Whether those words were not a lie, it had been quite a long time since Agnes had seen Simon as well.
Because of that, Mrs. Nora’s touch reached every corner of the mansion.
From the maids’ duty roster to the meal menus, and even Agnes’s schedule.
Everything began to run under Nora’s management.
“Then today, I will teach you how to use the tableware.”
Mrs. Nora, who was laying out knives and forks on the table one by one, discovered something and her shoulders trembled. As if she had seen something horrific.
Where her gaze rested were two pairs of pointe shoes.
They were things received from Lionel, and to Agnes, they were more precious and valuable than anything.
“Are those…… dance shoes?”
Nora’s voice rose a notch.
Before Agnes could answer, she quickly approached and picked up the pointe shoes.
“Yes, I received them from the Duke—”
“Miss Agnes.”
Nora gently cut her off.
“It is not very becoming for a dignified noblewoman to keep such items in her room.”
“……What do you mean?”
“These are shoes worn by commoner dancers. If someone saw this, what kind of talk would circulate in social circles? Especially since Miss Agnes’s origin is—,”
Ah.
Nora covered her mouth with a start as if she had made a mistake and bowed her head.
“Please forget what I just said. I will keep these safely for you. So that they do not catch anyone else’s eye.”
Agnes quickly grabbed the pointe shoes.
“Give them back. Those are my things.”
“Of course, I know. It is not as if my heart is at ease acting this way.”
Nora smiled gently.
“But since all of this is for your sake and the Duke’s honor, please understand this Nora’s heart.”
She lightly patted the back of Agnes’s hand, which was gripping the pointe shoes, as if soothing a child.
“I am not saying I will throw them away.
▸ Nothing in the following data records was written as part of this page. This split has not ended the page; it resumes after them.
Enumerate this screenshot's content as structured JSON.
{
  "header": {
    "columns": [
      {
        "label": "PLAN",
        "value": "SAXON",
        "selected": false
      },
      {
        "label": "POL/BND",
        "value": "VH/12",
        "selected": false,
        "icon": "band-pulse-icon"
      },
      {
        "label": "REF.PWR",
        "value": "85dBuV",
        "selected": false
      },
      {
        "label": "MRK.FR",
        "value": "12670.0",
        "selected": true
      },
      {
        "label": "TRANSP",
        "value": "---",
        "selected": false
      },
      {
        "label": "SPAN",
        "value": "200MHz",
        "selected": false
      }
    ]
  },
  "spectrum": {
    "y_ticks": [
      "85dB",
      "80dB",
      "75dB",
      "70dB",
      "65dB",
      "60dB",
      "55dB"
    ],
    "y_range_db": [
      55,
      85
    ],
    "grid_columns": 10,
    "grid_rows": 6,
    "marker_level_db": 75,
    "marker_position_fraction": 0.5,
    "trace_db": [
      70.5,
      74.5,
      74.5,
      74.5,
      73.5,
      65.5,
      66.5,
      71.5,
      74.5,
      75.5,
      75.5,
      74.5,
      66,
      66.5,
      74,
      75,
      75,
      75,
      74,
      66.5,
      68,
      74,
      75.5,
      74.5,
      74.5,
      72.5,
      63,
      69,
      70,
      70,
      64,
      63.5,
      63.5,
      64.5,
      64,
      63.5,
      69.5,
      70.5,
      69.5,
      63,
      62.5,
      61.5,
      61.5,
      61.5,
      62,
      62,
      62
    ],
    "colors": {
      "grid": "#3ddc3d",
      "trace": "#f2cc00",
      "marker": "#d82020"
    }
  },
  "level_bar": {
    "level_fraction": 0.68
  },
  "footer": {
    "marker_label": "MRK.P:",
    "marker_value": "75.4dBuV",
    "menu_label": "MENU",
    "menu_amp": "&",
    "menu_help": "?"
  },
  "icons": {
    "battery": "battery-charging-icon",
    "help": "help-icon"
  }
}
I will put them in a place where you can take them out and see them whenever you need, Miss Agnes.”
In the end, the pointe shoes were passed into Nora’s arms.
the ends of the ribbons flowed over Nora’s arm and brushed the floor.
Agnes stared blankly at that movement, then gripped the sensation remaining on her fingertips like an illusion.
The reality that even a mere two pairs of pointe shoes were not permitted to her—it didn’t feel real.